Pilgrim Theological College is an Australian theological college and a member college of the University of Divinity. It is part of the Uniting Church in Australia Synod of Victoria and Tasmania's Centre for Theology & Ministry.

== Overview and history ==
Pilgrim Theological College reflects the multi-denominational background of the Uniting Church and is a provider of ecumenical theological studies, offering undergraduate, post-graduate and audit courses that are focused on theology, ministry, pastoral care, philosophy and research methodology.

Additionally, the college focuses on preparing students seeking ordained ministry in the Uniting Church or another denomination, training for service in specified ministries of lay preacher and pastor, and providing higher education and continuing professional development for ministry staff. Field education has been a focus of the college's formation program.

Pilgrim Theological College was opened in 2015. It was previously known as the Uniting Church Theological College, which formed part of the United Faculty of Theology - a co-operative venture of the Anglican, Jesuit and Uniting theological colleges that closed in 2014.

Until its closure, the Uniting Church Theological College was a member school of the Melbourne College of Divinity which had been in operation since 1910, becoming the University of Divinity in 2011. The change to university status followed the decision by the Melbourne College of Divinity to apply to the Victorian Regulation and Qualifications Authority to operate as an "Australian University of Specialisation". In 2012 the college began operating as a university.

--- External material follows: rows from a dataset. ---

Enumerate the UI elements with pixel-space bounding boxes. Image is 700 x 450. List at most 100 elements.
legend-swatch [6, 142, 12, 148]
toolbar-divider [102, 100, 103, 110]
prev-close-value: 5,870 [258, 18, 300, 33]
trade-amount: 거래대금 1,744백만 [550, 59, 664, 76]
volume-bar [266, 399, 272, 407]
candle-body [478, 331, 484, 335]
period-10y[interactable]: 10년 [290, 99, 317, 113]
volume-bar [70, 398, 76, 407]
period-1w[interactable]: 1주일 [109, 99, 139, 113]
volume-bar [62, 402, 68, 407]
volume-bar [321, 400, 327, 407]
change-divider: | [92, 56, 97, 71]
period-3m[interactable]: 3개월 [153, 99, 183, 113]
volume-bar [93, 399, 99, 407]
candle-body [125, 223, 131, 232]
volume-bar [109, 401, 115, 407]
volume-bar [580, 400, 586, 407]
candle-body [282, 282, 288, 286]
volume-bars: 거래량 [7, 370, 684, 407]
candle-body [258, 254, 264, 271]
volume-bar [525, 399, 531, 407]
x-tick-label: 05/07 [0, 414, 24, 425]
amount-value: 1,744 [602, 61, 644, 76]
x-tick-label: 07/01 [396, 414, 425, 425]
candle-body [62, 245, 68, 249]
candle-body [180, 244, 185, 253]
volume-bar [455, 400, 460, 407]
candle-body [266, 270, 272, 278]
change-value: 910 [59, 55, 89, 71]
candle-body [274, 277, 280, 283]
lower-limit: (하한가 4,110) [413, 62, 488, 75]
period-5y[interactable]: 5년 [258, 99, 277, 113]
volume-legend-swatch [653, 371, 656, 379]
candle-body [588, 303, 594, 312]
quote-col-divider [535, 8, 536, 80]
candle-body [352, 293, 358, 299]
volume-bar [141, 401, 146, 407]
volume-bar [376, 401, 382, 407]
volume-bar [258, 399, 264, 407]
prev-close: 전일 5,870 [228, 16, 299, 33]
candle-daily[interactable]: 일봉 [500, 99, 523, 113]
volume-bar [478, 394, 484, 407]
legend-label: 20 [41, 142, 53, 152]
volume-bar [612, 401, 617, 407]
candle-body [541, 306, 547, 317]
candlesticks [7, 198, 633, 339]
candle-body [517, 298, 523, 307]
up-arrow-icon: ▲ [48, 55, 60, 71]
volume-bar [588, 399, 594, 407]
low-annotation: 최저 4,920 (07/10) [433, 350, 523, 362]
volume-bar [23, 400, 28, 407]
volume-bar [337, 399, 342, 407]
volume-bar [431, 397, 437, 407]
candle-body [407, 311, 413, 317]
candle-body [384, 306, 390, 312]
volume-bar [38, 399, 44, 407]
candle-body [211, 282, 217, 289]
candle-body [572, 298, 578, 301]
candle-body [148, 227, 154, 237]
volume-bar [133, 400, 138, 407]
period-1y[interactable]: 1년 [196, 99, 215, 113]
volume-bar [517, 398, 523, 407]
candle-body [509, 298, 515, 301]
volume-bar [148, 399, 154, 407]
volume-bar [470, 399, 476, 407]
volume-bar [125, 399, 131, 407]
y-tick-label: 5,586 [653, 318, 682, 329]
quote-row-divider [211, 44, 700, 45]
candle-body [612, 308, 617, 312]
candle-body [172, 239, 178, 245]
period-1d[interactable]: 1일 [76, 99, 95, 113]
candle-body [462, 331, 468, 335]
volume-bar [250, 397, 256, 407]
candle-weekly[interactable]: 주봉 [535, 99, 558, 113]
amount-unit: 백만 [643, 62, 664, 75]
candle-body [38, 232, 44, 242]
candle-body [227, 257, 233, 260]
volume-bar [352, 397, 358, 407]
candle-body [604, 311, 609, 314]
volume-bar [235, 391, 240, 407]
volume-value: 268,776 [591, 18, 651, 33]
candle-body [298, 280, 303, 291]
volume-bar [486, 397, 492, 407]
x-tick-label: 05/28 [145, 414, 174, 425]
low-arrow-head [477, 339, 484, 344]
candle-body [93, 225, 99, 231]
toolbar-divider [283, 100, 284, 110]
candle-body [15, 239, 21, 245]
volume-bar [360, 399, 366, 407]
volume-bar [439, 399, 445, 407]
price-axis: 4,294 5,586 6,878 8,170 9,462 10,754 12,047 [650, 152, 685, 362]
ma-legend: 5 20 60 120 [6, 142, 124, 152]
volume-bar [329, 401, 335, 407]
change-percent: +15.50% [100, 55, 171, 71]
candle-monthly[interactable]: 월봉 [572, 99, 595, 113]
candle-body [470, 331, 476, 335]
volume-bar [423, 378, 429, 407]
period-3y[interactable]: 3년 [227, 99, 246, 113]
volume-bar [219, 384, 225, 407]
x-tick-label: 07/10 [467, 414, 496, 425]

Uniting Church Theological College alumni are considered alumni of Pilgrim Theological College.

==Location==

Pilgrim Theological College operates from the Centre for Theology & Ministry building in the grounds of Ormond College in Parkville, Melbourne. The building was designed by Williams Boag Architects and won the Australian Institute of Architects Award for Heritage Architecture (Vic) in 2008. The building also houses the Dalton McCaughey Library - home to the combined collections of the Jesuit Theological College and Ormond Theological Hall as well as additional material from Queen's College and the theological hall of the Victorian Congregational Church following the inception of the Uniting Church in Australia in 1977.